The authors report that, across diverse agent benchmarks and against recent defenses, OCELOT attains lower leakage at higher task utility, and resists adaptive injection, jailbreak, cumulative inference, and sink collusion, while adding only modest overhead. (Specific numbers are in the paper; treat the comparative framing — trajectory budget vs. per-output filter — as the durable takeaway.)

Why it matters

This is an architecture argument, not a single-product bug. As agents move onto MCP and agent-to-agent plumbing, the surface for slow, distributed leakage grows: an agent can disclose a name to one service, a date to another, a location to a third, none individually alarming, yet jointly enough to reconstruct a secret. If your privacy control is a per-message classifier, you can pass every check and still leak the secret across the trajectory. The risk concentrates exactly where agents are most useful: long-running assistants with memory, multi-tool workflows, and multi-agent privacy leakage where outputs flow between models you do not fully trust.

Defenses

OCELOT itself is the defense; the transferable engineering lessons are what to take away.
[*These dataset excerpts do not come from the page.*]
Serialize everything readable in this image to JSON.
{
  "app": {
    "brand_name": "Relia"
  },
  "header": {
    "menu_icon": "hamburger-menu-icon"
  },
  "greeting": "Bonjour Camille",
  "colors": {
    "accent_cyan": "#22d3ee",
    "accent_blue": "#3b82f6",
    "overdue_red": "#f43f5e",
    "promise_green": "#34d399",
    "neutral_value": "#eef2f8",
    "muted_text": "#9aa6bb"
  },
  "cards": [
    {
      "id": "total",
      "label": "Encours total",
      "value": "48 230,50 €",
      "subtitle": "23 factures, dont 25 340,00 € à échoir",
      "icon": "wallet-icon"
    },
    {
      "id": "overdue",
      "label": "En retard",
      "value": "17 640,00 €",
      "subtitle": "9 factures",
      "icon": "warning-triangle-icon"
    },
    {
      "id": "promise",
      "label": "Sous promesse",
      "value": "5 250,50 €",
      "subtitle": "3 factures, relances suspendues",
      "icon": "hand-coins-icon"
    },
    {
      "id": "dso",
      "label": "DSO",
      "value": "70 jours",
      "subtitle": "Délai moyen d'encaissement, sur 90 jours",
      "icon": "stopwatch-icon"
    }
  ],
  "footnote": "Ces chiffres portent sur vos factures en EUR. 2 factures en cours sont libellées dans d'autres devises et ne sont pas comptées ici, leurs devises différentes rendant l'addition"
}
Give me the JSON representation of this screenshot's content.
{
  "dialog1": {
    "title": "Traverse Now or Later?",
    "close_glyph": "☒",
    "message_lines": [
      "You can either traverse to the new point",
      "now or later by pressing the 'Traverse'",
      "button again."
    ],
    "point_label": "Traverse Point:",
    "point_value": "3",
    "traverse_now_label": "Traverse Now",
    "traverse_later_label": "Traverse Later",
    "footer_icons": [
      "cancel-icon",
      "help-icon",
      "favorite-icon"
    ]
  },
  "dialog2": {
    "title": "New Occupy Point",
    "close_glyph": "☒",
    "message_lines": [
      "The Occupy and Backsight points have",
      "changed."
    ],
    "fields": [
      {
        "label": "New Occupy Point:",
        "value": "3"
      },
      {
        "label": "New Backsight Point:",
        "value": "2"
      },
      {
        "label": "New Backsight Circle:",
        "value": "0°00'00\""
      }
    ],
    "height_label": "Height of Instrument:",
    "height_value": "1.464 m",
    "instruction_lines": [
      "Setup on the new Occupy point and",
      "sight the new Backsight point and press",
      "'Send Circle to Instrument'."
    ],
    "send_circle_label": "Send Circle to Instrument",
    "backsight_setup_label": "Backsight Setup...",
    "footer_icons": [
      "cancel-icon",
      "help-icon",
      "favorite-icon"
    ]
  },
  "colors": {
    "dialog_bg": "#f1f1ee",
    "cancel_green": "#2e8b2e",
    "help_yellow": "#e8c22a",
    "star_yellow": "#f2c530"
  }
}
  1. Budget across the trajectory, not the message. Track cumulative disclosure about each protected secret and enforce a ceiling, rather than scoring each output independently. This is the one change that closes the cumulative-leakage channel.
  2. Separate judgment from trust. Let an (untrusted) model propose what to release and a deterministic verifier decide and meter the cost. A subverted judge should be able to reduce usefulness, never silently exceed the privacy budget.
  3. Weight the budget by sink trust. A field sent to a first-party service is not the same disclosure as the same field sent to an unknown third party. Make recipient trust an explicit term, and assume sinks may collude.
  4. Keep an append-only ledger of disclosures. A tamper-evident record of what was released, to whom, and at what certified cost makes the contextual-integrity decision auditable after the fact — and supports the “at most two of three” budgeting logic of Agents Rule of Two.

Status

ItemReferenceDateNotes
OCELOT: Inference-Leakage Budgets for Privacy-Preserving LLM AgentsarXiv:2606.123412026-06-10Runtime posterior-risk mediator; Witness-Verified Declassification; min-entropy budget on a tamper-evident ledger
Privacy in Action (PrivacyChecker / PrivacyLens-Live)arXiv:2509.174882025-09-22CI-based per-release mitigation; dynamic MCP/A2A evaluation (EMNLP 2025 Findings)
AirGapAgentarXiv:2405.051752024-05-08Contextual-integrity minimization against context hijacking (CCS’24)

The takeaway is not that contextual-integrity filters are useless — it is that the unit of enforcement is wrong. Privacy for an agent is decided over a trajectory, and a budget that meters cumulative inference is the checkpoint a per-output filter can never be.